REPUBLIKA.CO.ID, SURABAYA -- Tim mahasiswa dari Institut Teknologi Sepuluh Nopember (ITS) menciptakan drone kapal autonomous pencari korban kecelakaan laut berbasis computer vision yang diberi nama YOLO-Boat. Ketua tim perancang YOLO-Boat, Andreas Raja Goklas Sitorus mengatakan, inovasi ini dirancang untuk membantu tim Search and Rescue (SAR) untuk menghindari bahaya saat proses penyelamatan korban kecelakaan di perairan, terutama di laut.
Andreas dan tim menyadari, terdapat faktor-faktor yang dapat membahayakan tim SAR ketika melakukan penyelamatan di lapangan, seperti cuaca dan lokasi kecelakaan. Alat ini, lanjut Andreas, dirancang untuk dapat bekerja mandiri dalam mendeteksi korban, sehingga mampu meminimalisasi risiko bahaya pada proses penyelamatan.
“Melihat kemungkinan tersebut, kami termotivasi untuk membuat suatu alat yang dapat membantu operasi penyelamatan oleh Tim SAR,” kata Andreas, Kamis (2/13).
Ia menjelaskan, nama YOLO-Boat merupakan akronim dari You Only Live Once. Nama tersebut dipilih dengan tujuan agar kapal ini dapat menjadi harapan bagi para korban. Ia mengatakan, seringkali dalam proses penyelamatan, terlihatnya korban untuk kali pertama adalah satu-satunya kesempatan bagi penyelamat untuk menolong korban.
"Dengan kata lain tidak ada kesempatan kedua. Makna itulah yang melatarbelakangi penamaan kapal penyelamat ini,” ujar Andreas.
Mahasiswa Departemen Teknik Perkapalan tersebut memaparkan, YOLO-Boat menggunakan beberapa teknologi. YOLO-Boat menggunakan lambung kapal katamaran atau lambung dua, di mana lambung ini sudah didesain agar memiliki stabilitas yang baik dalam melakukan misinya.

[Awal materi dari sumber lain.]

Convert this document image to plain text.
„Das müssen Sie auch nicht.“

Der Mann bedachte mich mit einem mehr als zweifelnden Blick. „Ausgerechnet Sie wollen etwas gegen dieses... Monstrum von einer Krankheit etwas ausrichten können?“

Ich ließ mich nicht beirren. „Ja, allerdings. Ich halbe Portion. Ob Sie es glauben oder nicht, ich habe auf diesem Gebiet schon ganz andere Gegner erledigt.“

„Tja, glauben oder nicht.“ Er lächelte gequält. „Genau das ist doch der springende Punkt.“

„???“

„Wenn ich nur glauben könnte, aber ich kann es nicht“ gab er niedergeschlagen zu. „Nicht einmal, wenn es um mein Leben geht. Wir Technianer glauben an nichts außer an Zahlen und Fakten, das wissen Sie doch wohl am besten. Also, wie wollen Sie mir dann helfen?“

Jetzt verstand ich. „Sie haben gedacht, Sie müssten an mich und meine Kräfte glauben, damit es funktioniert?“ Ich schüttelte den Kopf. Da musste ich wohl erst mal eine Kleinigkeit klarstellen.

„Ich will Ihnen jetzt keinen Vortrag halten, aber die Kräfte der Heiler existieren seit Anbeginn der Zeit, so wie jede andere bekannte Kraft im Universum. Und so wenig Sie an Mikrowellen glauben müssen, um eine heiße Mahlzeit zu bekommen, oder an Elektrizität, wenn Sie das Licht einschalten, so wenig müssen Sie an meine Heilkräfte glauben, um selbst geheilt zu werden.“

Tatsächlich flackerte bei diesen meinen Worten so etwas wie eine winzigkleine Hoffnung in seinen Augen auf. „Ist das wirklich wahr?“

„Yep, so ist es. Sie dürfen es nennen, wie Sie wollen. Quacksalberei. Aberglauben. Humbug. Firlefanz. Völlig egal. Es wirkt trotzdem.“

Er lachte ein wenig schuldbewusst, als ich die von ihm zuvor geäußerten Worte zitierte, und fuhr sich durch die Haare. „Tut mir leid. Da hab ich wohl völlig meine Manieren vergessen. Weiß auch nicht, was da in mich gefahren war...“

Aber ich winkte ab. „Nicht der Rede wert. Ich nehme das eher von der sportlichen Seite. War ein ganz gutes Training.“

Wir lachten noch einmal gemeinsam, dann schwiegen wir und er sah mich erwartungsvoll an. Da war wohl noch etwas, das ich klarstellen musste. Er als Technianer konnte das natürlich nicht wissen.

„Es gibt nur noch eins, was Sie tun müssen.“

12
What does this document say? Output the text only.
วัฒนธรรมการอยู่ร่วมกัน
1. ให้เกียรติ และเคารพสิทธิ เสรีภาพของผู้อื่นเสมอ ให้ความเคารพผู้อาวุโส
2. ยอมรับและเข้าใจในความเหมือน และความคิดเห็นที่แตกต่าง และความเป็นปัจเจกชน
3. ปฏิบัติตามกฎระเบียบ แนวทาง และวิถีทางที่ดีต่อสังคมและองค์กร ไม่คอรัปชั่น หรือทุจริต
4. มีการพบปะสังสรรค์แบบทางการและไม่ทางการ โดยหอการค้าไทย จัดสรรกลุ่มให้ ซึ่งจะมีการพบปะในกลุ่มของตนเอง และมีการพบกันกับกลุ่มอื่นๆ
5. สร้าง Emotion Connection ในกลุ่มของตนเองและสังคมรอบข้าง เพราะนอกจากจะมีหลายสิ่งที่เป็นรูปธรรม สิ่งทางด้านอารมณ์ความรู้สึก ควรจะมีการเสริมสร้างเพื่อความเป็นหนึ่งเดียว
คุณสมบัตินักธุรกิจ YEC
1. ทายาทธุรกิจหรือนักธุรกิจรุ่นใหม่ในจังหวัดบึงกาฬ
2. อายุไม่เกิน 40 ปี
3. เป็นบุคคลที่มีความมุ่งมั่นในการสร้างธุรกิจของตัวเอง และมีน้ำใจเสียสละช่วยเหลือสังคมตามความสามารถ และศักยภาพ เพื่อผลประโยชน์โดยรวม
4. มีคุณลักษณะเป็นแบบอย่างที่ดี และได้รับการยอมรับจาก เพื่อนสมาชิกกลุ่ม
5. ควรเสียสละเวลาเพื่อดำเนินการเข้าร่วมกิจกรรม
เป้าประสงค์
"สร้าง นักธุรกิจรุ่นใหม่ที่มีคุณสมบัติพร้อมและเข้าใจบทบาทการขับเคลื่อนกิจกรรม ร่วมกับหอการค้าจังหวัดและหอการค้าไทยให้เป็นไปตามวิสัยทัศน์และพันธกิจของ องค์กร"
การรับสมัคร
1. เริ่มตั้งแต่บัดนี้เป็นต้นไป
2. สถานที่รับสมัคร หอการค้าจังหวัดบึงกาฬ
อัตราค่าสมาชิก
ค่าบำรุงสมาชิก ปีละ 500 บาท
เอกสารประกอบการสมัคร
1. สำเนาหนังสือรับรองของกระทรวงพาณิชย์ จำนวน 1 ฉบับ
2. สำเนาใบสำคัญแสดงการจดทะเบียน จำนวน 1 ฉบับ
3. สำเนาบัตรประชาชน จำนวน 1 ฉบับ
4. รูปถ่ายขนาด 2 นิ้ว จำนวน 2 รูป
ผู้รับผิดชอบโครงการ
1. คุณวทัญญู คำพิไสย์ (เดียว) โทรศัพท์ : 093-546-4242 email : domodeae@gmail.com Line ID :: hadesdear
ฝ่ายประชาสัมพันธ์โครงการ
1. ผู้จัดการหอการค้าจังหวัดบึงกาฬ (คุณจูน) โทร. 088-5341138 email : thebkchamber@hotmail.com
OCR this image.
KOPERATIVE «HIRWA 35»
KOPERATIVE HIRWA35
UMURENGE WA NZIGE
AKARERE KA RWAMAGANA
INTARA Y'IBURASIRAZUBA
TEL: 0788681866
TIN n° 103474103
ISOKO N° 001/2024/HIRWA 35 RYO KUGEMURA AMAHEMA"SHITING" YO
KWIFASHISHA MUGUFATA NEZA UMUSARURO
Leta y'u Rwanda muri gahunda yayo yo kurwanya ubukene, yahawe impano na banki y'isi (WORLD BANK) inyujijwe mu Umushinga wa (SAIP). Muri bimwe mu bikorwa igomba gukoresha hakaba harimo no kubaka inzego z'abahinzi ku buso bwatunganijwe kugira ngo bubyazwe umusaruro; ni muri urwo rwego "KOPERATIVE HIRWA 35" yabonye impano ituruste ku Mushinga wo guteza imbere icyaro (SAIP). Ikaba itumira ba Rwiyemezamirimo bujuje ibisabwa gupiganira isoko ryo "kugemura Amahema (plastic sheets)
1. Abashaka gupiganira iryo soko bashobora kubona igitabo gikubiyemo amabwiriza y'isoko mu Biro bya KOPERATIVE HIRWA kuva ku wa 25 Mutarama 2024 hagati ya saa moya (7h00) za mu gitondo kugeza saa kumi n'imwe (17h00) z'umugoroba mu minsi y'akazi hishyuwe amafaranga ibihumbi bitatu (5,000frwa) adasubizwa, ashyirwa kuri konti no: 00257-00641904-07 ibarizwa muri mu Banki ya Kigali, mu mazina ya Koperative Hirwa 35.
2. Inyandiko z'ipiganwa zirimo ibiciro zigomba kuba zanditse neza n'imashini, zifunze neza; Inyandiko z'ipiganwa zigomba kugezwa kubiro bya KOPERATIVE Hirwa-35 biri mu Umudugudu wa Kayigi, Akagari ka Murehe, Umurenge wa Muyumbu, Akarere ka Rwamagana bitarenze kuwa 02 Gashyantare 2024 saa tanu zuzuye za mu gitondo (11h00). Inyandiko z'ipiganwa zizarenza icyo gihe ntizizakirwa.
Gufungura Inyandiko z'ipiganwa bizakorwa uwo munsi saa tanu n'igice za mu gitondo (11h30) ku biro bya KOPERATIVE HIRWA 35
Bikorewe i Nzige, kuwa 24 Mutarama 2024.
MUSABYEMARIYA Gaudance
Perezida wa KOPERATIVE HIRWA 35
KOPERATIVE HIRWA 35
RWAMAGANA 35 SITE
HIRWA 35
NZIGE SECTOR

Pada sistem pendorongnya, lanjut Andreas, digunakan sistem propulsi azimuth yang dapat meningkatkan kapabilitas YOLO-Boat dalam bermanuver di perairan. “Kami juga mendesain sistem elektrikal seefisien mungkin, baik dari sistem kontrol maupun manajemen power kapal,” kata Andreas.
Selain itu, dalam operasionalnya YOLO-Boat menggunakan Robot Operating System (ROS) sebagai kerangka kerja utama. Kapal ini menggunakan beberapa sensor yang berfungsi untuk memberikan data lokasi dan orientasi yang nantinya digunakan dalam guided navigation YOLO-Boat.
Dalam penggunaan teknologi Computer Vision, dibuat model object detection khusus, yakni arsitektur YOLOv4 berbasis Convolutional Neural Network (CNN). “Pada operasionalnya, computer vision inilah yang mengidentifikasi dan memungkinkan YOLO-Boat untuk datang mengamankan korban,” ujar Andreas.
Andreas memastikan, sebelum diujikan ke lapangan, YOLO-Boat terlebih dahulu diuji algoritmanya dengan menggunakan simulator agar dapat memprediksi pelaksanaan operasi penyelamatan. YOLO-Boat juga dilengkapi dengan sistem User Interface untuk penyesuaian parameter pada saat pengujian serta membantu dalam proses pemantauan.
Dalam penerapannya, YOLO-Boat harus dibawa terlebih dahulu menggunakan kapal penyelamat ke perairan yang ditetapkan sebagai lokasi kecelakaan. Kemudian YOLO-Boat akan dilepaskan ke laut dan memulai proses pencarian korban. Ketika korban terdeteksi, YOLO-Boat akan memberikan pelampung kepada korban.
Setelah itu, YOLO-Boat mengirimkan sinyal kepada kapal penyelamat untuk datang menghampiri lokasi korban yang ditemukan. “Idealnya akan dibutuhkan banyak YOLO-Boat yang bekerja sama untuk meningkatkan efektivitas penyelamatan korban,” ujar Andreas.
Keefektifan YOLO-Boat dalam mengidentifikasi korban dibuktikan dengan kemampuannya yang dapat mendeteksi korban meskipun bagian tubuh korban yang dapat muncul di permukaan laut hanya wajahnya saja. YOLO-Boat ini dapat beroperasi 44 menit dengan jarak tempuh maksimal 6.780 meter.
“Kami juga telah banyak berdiskusi dengan Badan SAR Nasional (BASARNAS) Indonesia dan menampung masukan terkait potensi beserta kelemahan yang mungkin terjadi pada saat YOLO-Boat dipakai di lapangan,” kata Andreas.